Jordy van de Corput

Personal information
- Date of birth: 15 April 1989 (age 37)
- Place of birth: Rotterdam, Netherlands

Youth career
- Utrecht

Senior career*
- Years: Team / Apps / (Gls)
- 2008–2009: Den Bosch / 1 / (0)
- 2009–2010: Dordrecht / 0 / (0)
- 2010–2013: ASWH
- 2013–2014: Launceston City / 3 / (0)
- 2016: Džiugas Telšiai / 23 / (0)
- 2017–2018: Pakruojis / 55 / (0)
- 2019–2022: FK Akmené

= Jordy van de Corput =

Dutch footballer (born 1989)

Jordy van de Corput (born 15 April 1989 in Rotterdam) is a Dutch retired footballer who played in the position of goalkeeper.

==Club career==
Visiting Launceston for four days in November 2016, van de Corput featured for City in a preseason friendly hosting Total Futbol International and agreed to a deal for the 2014 Victory League.
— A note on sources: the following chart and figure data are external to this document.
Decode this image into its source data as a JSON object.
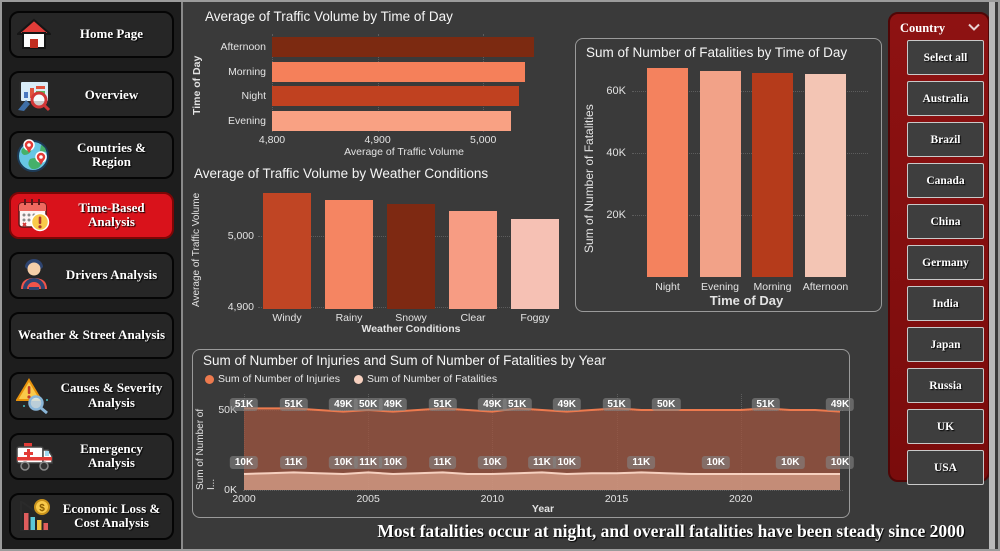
{
  "sidebar": {
    "items": [
      {
        "label": "Home Page",
        "icon": "home-icon",
        "active": false
      },
      {
        "label": "Overview",
        "icon": "overview-icon",
        "active": false
      },
      {
        "label": "Countries & Region",
        "icon": "globe-icon",
        "active": false
      },
      {
        "label": "Time-Based Analysis",
        "icon": "calendar-alert-icon",
        "active": true
      },
      {
        "label": "Drivers Analysis",
        "icon": "driver-icon",
        "active": false
      },
      {
        "label": "Weather & Street Analysis",
        "icon": null,
        "active": false
      },
      {
        "label": "Causes & Severity Analysis",
        "icon": "warning-search-icon",
        "active": false
      },
      {
        "label": "Emergency Analysis",
        "icon": "ambulance-icon",
        "active": false
      },
      {
        "label": "Economic Loss & Cost Analysis",
        "icon": "economic-icon",
        "active": false
      }
    ]
  },
  "slicer": {
    "header": "Country",
    "chevron_icon": "chevron-down-icon",
    "items": [
      "Select all",
      "Australia",
      "Brazil",
      "Canada",
      "China",
      "Germany",
      "India",
      "Japan",
      "Russia",
      "UK",
      "USA"
    ]
  },
  "annotation": "Most fatalities occur at night, and overall fatalities have been steady since 2000",
  "colors": {
    "active_nav": "#d9121b",
    "slicer_panel": "#7d0d0d",
    "panel_bg": "#3a3a3a",
    "sidebar_bg": "#1d1d1d"
  },
  "chart_data": [
    {
      "id": "traffic-by-time",
      "type": "bar",
      "orientation": "horizontal",
      "title": "Average of Traffic Volume by Time of Day",
      "categories": [
        "Afternoon",
        "Morning",
        "Night",
        "Evening"
      ],
      "values": [
        5048,
        5040,
        5034,
        5026
      ],
      "bar_colors": [
        "#7c2a11",
        "#f5805a",
        "#c04120",
        "#f9a183"
      ],
      "xlabel": "Average of Traffic Volume",
      "ylabel": "Time of Day",
      "xlim": [
        4800,
        5050
      ],
      "xticks": [
        4800,
        4900,
        5000
      ],
      "xtick_labels": [
        "4,800",
        "4,900",
        "5,000"
      ],
      "grid": true
    },
    {
      "id": "traffic-by-weather",
      "type": "bar",
      "orientation": "vertical",
      "title": "Average of Traffic Volume by Weather Conditions",
      "categories": [
        "Windy",
        "Rainy",
        "Snowy",
        "Clear",
        "Foggy"
      ],
      "values": [
        5060,
        5051,
        5045,
        5035,
        5024
      ],
      "bar_colors": [
        "#c04524",
        "#f58562",
        "#7e2912",
        "#f79c83",
        "#f6c1b4"
      ],
      "xlabel": "Weather Conditions",
      "ylabel": "Average of Traffic Volume",
      "ylim": [
        4897,
        5070
      ],
      "yticks": [
        4900,
        5000
      ],
      "ytick_labels": [
        "4,900",
        "5,000"
      ],
      "grid": true
    },
    {
      "id": "fatalities-by-time",
      "type": "bar",
      "orientation": "vertical",
      "title": "Sum of Number of Fatalities by Time of Day",
      "categories": [
        "Night",
        "Evening",
        "Morning",
        "Afternoon"
      ],
      "values": [
        67500,
        66300,
        65700,
        65400
      ],
      "bar_colors": [
        "#f4825e",
        "#f2a288",
        "#b53b1b",
        "#f3c5b4"
      ],
      "xlabel": "Time of Day",
      "ylabel": "Sum of Number of Fatalities",
      "ylim": [
        0,
        70000
      ],
      "yticks": [
        20000,
        40000,
        60000
      ],
      "ytick_labels": [
        "20K",
        "40K",
        "60K"
      ],
      "grid": true
    },
    {
      "id": "injuries-fatalities-by-year",
      "type": "area",
      "title": "Sum of Number of Injuries and Sum of Number of Fatalities by Year",
      "xlabel": "Year",
      "ylabel": "Sum of Number of I...",
      "x_start": 2000,
      "x_end": 2024,
      "xticks": [
        2000,
        2005,
        2010,
        2015,
        2020
      ],
      "ylim_k": [
        0,
        55
      ],
      "yticks_k": [
        0,
        50
      ],
      "ytick_labels": [
        "0K",
        "50K"
      ],
      "legend_position": "top",
      "series": [
        {
          "name": "Sum of Number of Injuries",
          "line_color": "#ed7a4e",
          "fill_color": "#a05540",
          "values_k": [
            51,
            51,
            51,
            50,
            49,
            50,
            49,
            50,
            51,
            50,
            49,
            51,
            50,
            49,
            50,
            51,
            50,
            50,
            50,
            50,
            50,
            51,
            50,
            50,
            49
          ],
          "point_labels": [
            {
              "year": 2000,
              "text": "51K"
            },
            {
              "year": 2002,
              "text": "51K"
            },
            {
              "year": 2004,
              "text": "49K"
            },
            {
              "year": 2005,
              "text": "50K"
            },
            {
              "year": 2006,
              "text": "49K"
            },
            {
              "year": 2008,
              "text": "51K"
            },
            {
              "year": 2010,
              "text": "49K"
            },
            {
              "year": 2011,
              "text": "51K"
            },
            {
              "year": 2013,
              "text": "49K"
            },
            {
              "year": 2015,
              "text": "51K"
            },
            {
              "year": 2017,
              "text": "50K"
            },
            {
              "year": 2021,
              "text": "51K"
            },
            {
              "year": 2024,
              "text": "49K"
            }
          ]
        },
        {
          "name": "Sum of Number of Fatalities",
          "line_color": "#f6d0bf",
          "fill_color": "#d8a18b",
          "values_k": [
            10,
            10.5,
            11,
            10.5,
            10,
            11,
            10,
            10.5,
            11,
            10,
            10,
            10.5,
            11,
            10,
            10.5,
            10.5,
            11,
            10.5,
            10,
            10,
            10,
            10,
            10,
            10,
            10
          ],
          "point_labels": [
            {
              "year": 2000,
              "text": "10K"
            },
            {
              "year": 2002,
              "text": "11K"
            },
            {
              "year": 2004,
              "text": "10K"
            },
            {
              "year": 2005,
              "text": "11K"
            },
            {
              "year": 2006,
              "text": "10K"
            },
            {
              "year": 2008,
              "text": "11K"
            },
            {
              "year": 2010,
              "text": "10K"
            },
            {
              "year": 2012,
              "text": "11K"
            },
            {
              "year": 2013,
              "text": "10K"
            },
            {
              "year": 2016,
              "text": "11K"
            },
            {
              "year": 2019,
              "text": "10K"
            },
            {
              "year": 2022,
              "text": "10K"
            },
            {
              "year": 2024,
              "text": "10K"
            }
          ]
        }
      ]
    }
  ]
}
Tipped to be one of the best in the league and making what was seen as an innumerable amount of saves in a friendly away to Glenorchy Knights, the Dutch goal minder picked up a suspension in the third round, a 3–7 rout by Devonport, missing the next game with Nick Abougelis taking his place.

From 2017 to 2018, van de Corput played with Pakruojis in the Lithuanian I Lyga.